Right now, the biggest gap I see in the market is consultingware that is vertical in industry for  medium-sized  companies.  The gap is small enough that microsoft and IBM don't want it, and would prefer to compete for horizontal apps for medium sized companies --- at which neither of them will really succeed.

JMHO.  MS will continue to own the small business market, but continue to ignore them to focus on "growth opportunities."  IBM will continue to own the large buisness market, and continue to pay attention to them because of the size of the fees they are able to generate.

regards,

Matt H.
Friday, March 19, 2004

We can only hope.

Mike
Friday, March 19, 2004

"Microsoft will have some success in larger organizations, but will never get into DoD / GM / GE sized organizations for enterprise applications."

So we should stop?

http://www.microsoft.com/net/momentum/

http://www.microsoft.com/resources/casestudies/CaseStudy.asp?CaseStudyID=13331
http://www.microsoft.com/net/business/businessbenefits.asp
http://www.microsoft.com/resources/casestudies/CaseStudy.asp?CaseStudyID=11626

Sincerely,
Philo, your local Microsoft lackey

Philo
Friday, March 19, 2004

I've also seen Microsoft shift from the fewer shrinkwrap developers to the more numerous enterprise developers.
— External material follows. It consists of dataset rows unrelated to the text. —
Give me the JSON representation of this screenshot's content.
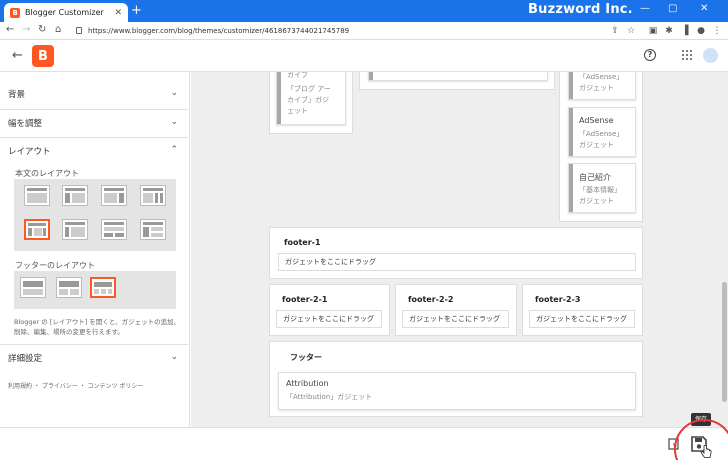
{
  "browser": {
    "tab_title": "Blogger Customizer",
    "tab_close": "✕",
    "new_tab": "+",
    "url": "https://www.blogger.com/blog/themes/customizer/4618673744021745789",
    "brand": "Buzzword Inc.",
    "win_min": "—",
    "win_max": "▢",
    "win_close": "✕"
  },
  "header": {
    "back": "←",
    "logo": "B",
    "help": "?"
  },
  "sidebar": {
    "sections": {
      "background": "背景",
      "width": "幅を調整",
      "layout": "レイアウト",
      "advanced": "詳細設定"
    },
    "body_layout_label": "本文のレイアウト",
    "footer_layout_label": "フッターのレイアウト",
    "help_text": "Blogger の [レイアウト] を開くと、ガジェットの追加、削除、編集、場所の変更を行えます。",
    "footer_links": "利用規約 ・ プライバシー ・ コンテンツ ポリシー",
    "selected_body_layout": 4,
    "selected_footer_layout": 2
  },
  "main": {
    "gadgets": {
      "archive_title": "ガイブ",
      "archive_sub1": "「ブログ アー",
      "archive_sub2": "カイブ」ガジ",
      "archive_sub3": "ェット",
      "top_adsense_sub": "「AdSense」",
      "top_adsense_sub2": "ガジェット",
      "adsense_title": "AdSense",
      "adsense_sub1": "「AdSense」",
      "adsense_sub2": "ガジェット",
      "profile_title": "自己紹介",
      "profile_sub1": "「基本情報」",
      "profile_sub2": "ガジェット"
    },
    "footer1": {
      "title": "footer-1",
      "drop": "ガジェットをここにドラッグ"
    },
    "footer2_1": {
      "title": "footer-2-1",
      "drop": "ガジェットをここにドラッグ"
    },
    "footer2_2": {
      "title": "footer-2-2",
      "drop": "ガジェットをここにドラッグ"
    },
    "footer2_3": {
      "title": "footer-2-3",
      "drop": "ガジェットをここにドラッグ"
    },
    "footer3": {
      "title": "フッター",
      "gadget_title": "Attribution",
      "gadget_sub": "「Attribution」ガジェット"
    }
  },
  "bottom": {
    "tooltip": "保存"
  }
}
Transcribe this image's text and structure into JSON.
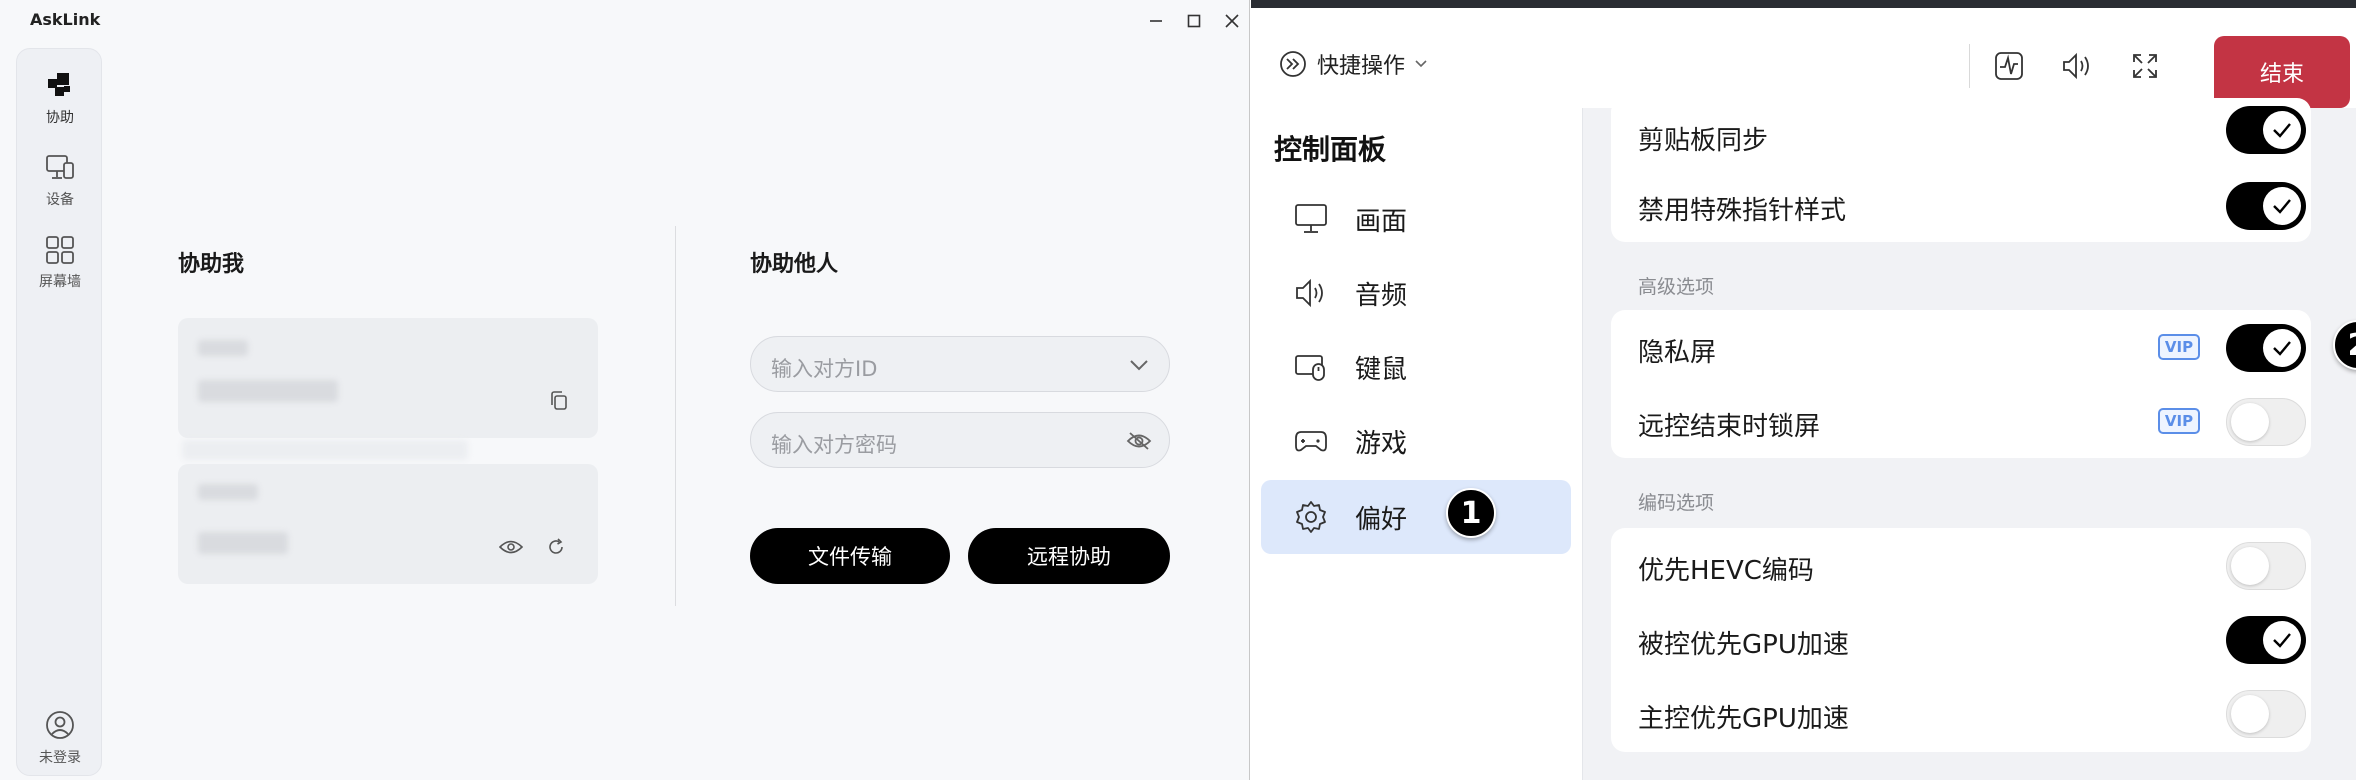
{
  "left_app": {
    "title": "AskLink",
    "rail": [
      {
        "label": "协助",
        "icon": "assist-icon"
      },
      {
        "label": "设备",
        "icon": "device-icon"
      },
      {
        "label": "屏幕墙",
        "icon": "screen-wall-icon"
      }
    ],
    "account_label": "未登录",
    "help_me": {
      "title": "协助我"
    },
    "help_others": {
      "title": "协助他人",
      "id_placeholder": "输入对方ID",
      "password_placeholder": "输入对方密码",
      "file_transfer_label": "文件传输",
      "remote_assist_label": "远程协助"
    }
  },
  "remote_panel": {
    "toolbar": {
      "quick_actions_label": "快捷操作",
      "icons": [
        "stats-icon",
        "volume-icon",
        "fullscreen-icon"
      ],
      "end_label": "结束",
      "end_color": "#c33444"
    },
    "control_panel": {
      "title": "控制面板",
      "items": [
        {
          "label": "画面",
          "icon": "monitor-icon"
        },
        {
          "label": "音频",
          "icon": "speaker-icon"
        },
        {
          "label": "键鼠",
          "icon": "keyboard-mouse-icon"
        },
        {
          "label": "游戏",
          "icon": "gamepad-icon"
        },
        {
          "label": "偏好",
          "icon": "gear-icon",
          "active": true
        }
      ],
      "active_color": "#dde8fb"
    },
    "settings": {
      "general": [
        {
          "label": "剪贴板同步",
          "on": true
        },
        {
          "label": "禁用特殊指针样式",
          "on": true
        }
      ],
      "advanced_caption": "高级选项",
      "advanced": [
        {
          "label": "隐私屏",
          "vip": "VIP",
          "on": true
        },
        {
          "label": "远控结束时锁屏",
          "vip": "VIP",
          "on": false
        }
      ],
      "encoding_caption": "编码选项",
      "encoding": [
        {
          "label": "优先HEVC编码",
          "on": false
        },
        {
          "label": "被控优先GPU加速",
          "on": true
        },
        {
          "label": "主控优先GPU加速",
          "on": false
        }
      ]
    },
    "markers": [
      "1",
      "2"
    ]
  }
}
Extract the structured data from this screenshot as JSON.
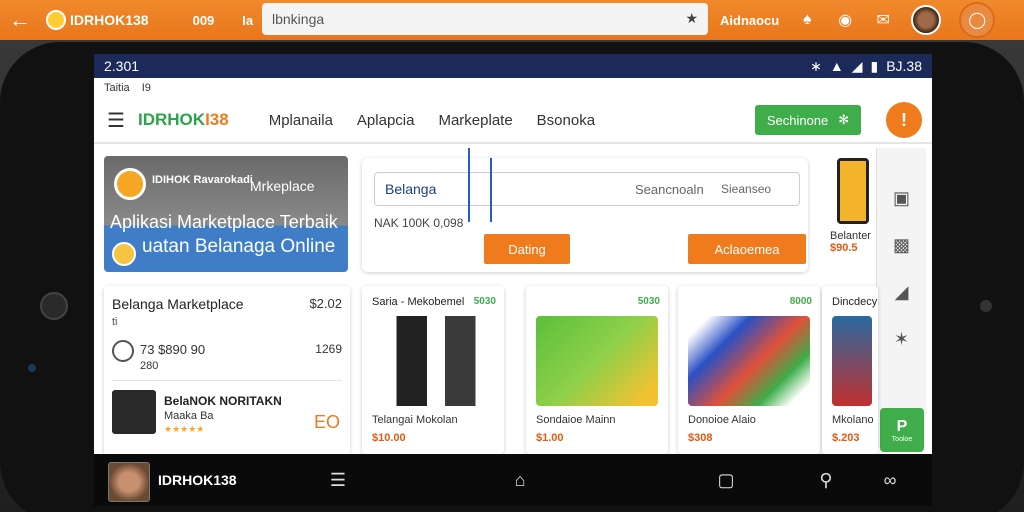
{
  "browser": {
    "brand": "IDRHOK138",
    "tab_a": "009",
    "tab_b": "Ia",
    "address": "lbnkinga",
    "right_label": "Aidnaocu"
  },
  "statusbar": {
    "time": "2.301",
    "right": "BJ.38"
  },
  "subhead": {
    "left": "Taitia",
    "code": "I9"
  },
  "app": {
    "logo_a": "IDRHOK",
    "logo_b": "I38",
    "nav": [
      "Mplanaila",
      "Aplapcia",
      "Markeplate",
      "Bsonoka"
    ],
    "nav_button": "Sechinone"
  },
  "hero": {
    "badge_text": "IDIHOK Ravarokadi",
    "badge_right": "Mrkeplace",
    "line1": "Aplikasi Marketplace Terbaik",
    "line2": "uatan Belanaga Online"
  },
  "search": {
    "value": "Belanga",
    "placeholder_a": "Seancnoaln",
    "placeholder_b": "Sieanseo",
    "meta": "NAK 100K 0,098",
    "btn_left": "Dating",
    "btn_right": "Aclaoemea"
  },
  "promo_phone": {
    "label": "Belanter",
    "price": "$90.5"
  },
  "list": {
    "title": "Belanga Marketplace",
    "title_price": "$2.02",
    "dot": "ti",
    "r2a": "73  $890 90",
    "r2b": "280",
    "r2_price": "1269",
    "r3": "BelaNOK NORITAKN",
    "r3b": "Maaka Ba",
    "r3_icon": "EO"
  },
  "products": [
    {
      "head": "Saria - Mekobemel",
      "tag": "5030",
      "name": "Telangai Mokolan",
      "price": "$10.00"
    },
    {
      "head": "",
      "tag": "5030",
      "name": "Sondaioe Mainn",
      "price": "$1.00"
    },
    {
      "head": "",
      "tag": "8000",
      "name": "Donoioe Alaio",
      "price": "$308"
    },
    {
      "head": "Dincdecy",
      "tag": "",
      "name": "Mkolano",
      "price": "$.203"
    }
  ],
  "rail": {
    "p_label": "P",
    "p_sub": "Tooloe"
  },
  "bottom": {
    "name": "IDRHOK138"
  },
  "colors": {
    "orange": "#ef7b1d",
    "green": "#3fae4a",
    "navy": "#1b2a58"
  }
}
From what I've seen, MFC is poised to be dethroned by wxWindows or QT.  Many shrinkwrap developers are stuck at Visual C++ 6.0 or 7.0 and see .NET as something completely useless for traditional software.

Anonymous
Wednesday, March 31, 2004

Not sure about the US, but over on my side of the planet (New Zealand) MS is incredibly focused on the small business.  The majority of companies here are very small, in fact, we barely have any corporations.

There are great products like small business server and office integrates really well with that, so do most of their other stuff.  It also helps that they are quite flexible with their pricing.